El primero en morir, nada menos que a la edad bíblica de 102 años, fue el crítico M. H. Abrams, nacido en 1912 en Nueva Jersey. Su libro en cuyo título deslumbran una lámpara y un espejo (The Mirror and the Lamp) es de lectura inevadible si uno quiere hablar con sensatez acerca del romanticismo inglés y de teoría literaria. Una vez tuve la fortuna inmensa de verlo y escucharlo en una universidad de Pennsylvania; dictó una conferencia sobre William Blake y cada vez que evoco su voz y sus conocimientos me entran deseos de revisitar al inmenso testigo del Matrimonio del Cielo y del Infierno: repaso entonces mis módicos volúmenes blakeanos.
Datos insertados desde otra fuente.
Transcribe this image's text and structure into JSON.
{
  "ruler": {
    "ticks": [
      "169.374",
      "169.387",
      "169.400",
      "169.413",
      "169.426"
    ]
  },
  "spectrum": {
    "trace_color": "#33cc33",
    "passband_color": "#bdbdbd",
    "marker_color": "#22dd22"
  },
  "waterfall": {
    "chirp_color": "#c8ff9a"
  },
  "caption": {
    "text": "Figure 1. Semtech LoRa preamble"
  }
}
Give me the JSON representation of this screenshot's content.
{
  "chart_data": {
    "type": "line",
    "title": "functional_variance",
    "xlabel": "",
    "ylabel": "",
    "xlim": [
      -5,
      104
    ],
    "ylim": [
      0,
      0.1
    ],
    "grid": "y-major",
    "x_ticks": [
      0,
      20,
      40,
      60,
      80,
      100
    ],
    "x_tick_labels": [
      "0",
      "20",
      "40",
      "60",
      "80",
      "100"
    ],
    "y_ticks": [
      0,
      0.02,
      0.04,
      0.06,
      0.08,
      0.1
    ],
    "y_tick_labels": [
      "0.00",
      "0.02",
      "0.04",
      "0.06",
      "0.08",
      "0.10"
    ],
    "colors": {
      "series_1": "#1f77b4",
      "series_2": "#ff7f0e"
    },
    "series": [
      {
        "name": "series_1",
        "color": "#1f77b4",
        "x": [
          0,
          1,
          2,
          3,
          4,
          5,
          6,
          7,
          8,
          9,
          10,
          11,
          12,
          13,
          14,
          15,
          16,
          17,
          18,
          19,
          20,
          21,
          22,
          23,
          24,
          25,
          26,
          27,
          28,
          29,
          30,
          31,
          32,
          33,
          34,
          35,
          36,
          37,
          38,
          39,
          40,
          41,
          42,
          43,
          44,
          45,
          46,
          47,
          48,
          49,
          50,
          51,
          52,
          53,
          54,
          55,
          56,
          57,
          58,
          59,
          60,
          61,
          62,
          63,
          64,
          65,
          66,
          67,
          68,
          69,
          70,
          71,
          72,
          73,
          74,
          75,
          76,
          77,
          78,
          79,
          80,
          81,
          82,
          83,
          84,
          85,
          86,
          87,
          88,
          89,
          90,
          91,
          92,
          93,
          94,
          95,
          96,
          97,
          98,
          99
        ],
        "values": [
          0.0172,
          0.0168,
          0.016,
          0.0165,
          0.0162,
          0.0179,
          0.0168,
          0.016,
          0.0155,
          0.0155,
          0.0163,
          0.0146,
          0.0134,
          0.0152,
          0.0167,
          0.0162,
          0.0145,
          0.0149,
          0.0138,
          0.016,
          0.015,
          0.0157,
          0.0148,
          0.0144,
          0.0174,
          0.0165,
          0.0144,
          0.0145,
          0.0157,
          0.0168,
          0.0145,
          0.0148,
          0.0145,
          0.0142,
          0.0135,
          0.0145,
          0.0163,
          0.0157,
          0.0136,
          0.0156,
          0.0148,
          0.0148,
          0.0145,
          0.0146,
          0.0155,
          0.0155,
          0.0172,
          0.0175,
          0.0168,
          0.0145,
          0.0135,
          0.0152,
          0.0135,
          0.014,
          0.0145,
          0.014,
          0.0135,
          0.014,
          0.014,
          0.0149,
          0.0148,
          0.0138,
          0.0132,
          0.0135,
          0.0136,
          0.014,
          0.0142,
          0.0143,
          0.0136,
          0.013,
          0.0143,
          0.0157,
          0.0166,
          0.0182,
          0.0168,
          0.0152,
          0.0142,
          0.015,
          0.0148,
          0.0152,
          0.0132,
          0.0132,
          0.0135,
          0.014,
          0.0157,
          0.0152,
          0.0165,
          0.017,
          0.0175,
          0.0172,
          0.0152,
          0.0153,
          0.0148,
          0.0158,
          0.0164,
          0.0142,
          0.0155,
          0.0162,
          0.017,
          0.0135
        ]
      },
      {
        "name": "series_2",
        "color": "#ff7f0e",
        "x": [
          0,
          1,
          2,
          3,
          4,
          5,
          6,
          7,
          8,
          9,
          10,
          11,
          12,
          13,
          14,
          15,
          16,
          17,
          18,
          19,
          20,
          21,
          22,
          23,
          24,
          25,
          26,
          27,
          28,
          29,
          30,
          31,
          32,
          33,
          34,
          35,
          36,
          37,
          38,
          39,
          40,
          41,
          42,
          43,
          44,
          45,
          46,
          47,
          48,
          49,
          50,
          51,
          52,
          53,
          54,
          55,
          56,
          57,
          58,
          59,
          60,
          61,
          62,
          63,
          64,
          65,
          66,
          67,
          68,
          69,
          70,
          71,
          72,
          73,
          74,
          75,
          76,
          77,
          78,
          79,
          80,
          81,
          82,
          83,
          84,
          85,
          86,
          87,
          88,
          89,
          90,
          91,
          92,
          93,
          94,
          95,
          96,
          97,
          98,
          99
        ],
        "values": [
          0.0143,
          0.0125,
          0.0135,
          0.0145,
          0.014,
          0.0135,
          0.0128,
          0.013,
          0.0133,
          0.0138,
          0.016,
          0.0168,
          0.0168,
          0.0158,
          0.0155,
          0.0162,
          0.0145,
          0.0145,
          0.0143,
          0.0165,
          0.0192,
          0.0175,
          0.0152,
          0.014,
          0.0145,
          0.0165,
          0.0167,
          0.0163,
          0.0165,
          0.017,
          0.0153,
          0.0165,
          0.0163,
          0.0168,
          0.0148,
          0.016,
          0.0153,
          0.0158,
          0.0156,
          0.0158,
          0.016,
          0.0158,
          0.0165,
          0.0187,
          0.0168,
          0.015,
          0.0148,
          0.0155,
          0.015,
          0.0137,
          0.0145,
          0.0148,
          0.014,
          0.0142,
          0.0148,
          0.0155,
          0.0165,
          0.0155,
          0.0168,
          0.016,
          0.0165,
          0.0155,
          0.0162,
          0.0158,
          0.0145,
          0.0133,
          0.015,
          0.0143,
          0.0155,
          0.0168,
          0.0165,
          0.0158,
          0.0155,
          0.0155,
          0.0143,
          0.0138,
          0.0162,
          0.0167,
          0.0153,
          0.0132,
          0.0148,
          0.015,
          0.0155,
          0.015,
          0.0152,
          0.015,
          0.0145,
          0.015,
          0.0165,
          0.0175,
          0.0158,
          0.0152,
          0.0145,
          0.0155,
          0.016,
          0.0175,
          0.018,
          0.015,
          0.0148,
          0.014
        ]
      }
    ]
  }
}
Recuerdo que todos alrededor de Abrams eran muy diligentes y respetuosos; y no hablo de profesores comunes y corrientes, sino de personalidades de un brillo considerable, como John Hollander y Helen Vendler. M. H. Abrams estaba entonces a punto de cumplir 80 años y me pareció sumamente afable y de trato sencillo, directo; en mi memoria es una de las imágenes del Sabio.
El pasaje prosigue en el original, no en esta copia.